Del amor y otros compromisos

El entorno social está creado para que este modelo de relaciones prevalezca. Las normas de las instituciones sociales, religiosas, gubernamentales, las familias, los mensajes a través de los medios de comunicación, el cine, y las telenovelas refuerzan los roles de género y formas  no adecuadas de pareja y familia, reconoció Antillón Najlis.

Y aunque las estructuras de la pareja y la familia se han modificado, aún predomina el ideal del “amor romántico” y de la pareja “heteronormada” (papá, mamá, hijas e hijos). 

Por eso, pensar en un paradigma de relaciones más igualitarias implica poner sobre la mesa qué tipo de relación quieren las personas, qué necesitan y qué les funciona. Las nuevas generaciones se hacen más preguntas sobre las maneras adecuadas de relacionarse y, al mismo tiempo, plantean nuevas formas que también tienen sus propias complicaciones.

“Deconstruir este modelo de amor romántico no significa que no nos comprometamos en los vínculos amorosos del tipo que sean”, señaló la investigadora.

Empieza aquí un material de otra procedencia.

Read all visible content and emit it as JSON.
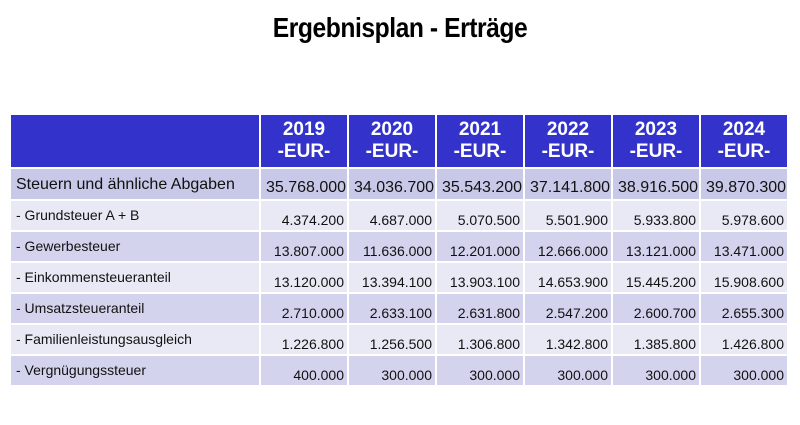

Para la especialista, cada persona tiene que lidiar con el sentido de su existencia y lo tiene que resolver para a partir de eso relacionarse con otras personas. “Yo creo que nadie puede aspirar a ser una persona sin carencias,pero por lo menos sí hacerse cargo de la parte que le toca, el sentido de su existencia”, puntualizó Antillón Najlis.

Entre las estructuras amorosas poco tradicionales está el poliamor, que según la Fundación del Español Urgente es un vínculo sexual o afectivo entre tres o más personas que se establece con el consentimiento y aprobación de todas las partes.

Desde la perspectiva de la investigadora, para que una relación de poliamor funcione se requiere la responsabilidad de quienes participan, pues las personas tienen que hacerse cargo de cómo se sienten ellas mismas y cómo se sienten las demás, hablar mucho, revisar los acuerdos, y ver si estos funcionan o no.

La especialista advirtió que muchas veces este tipo de relaciones en el fondo reproducen el mismo esquema del “amor romántico”, disfrazado de un discurso de libertad e igualdad. Esto sucede cuando una de las personas integrantes pone en el centro sus necesidades, deseos y expectativas olvidándose de las demás.

En los últimos años, la deconstrucción del amor romántico la encabezan los movimientos feministas que pusieron sobre la mesa el hecho de que lo privado es político, no sólo como una consigna, sino para hacer reflexionar sobre las relaciones que se basan en un modelo establecido en la sociedad patriarcal.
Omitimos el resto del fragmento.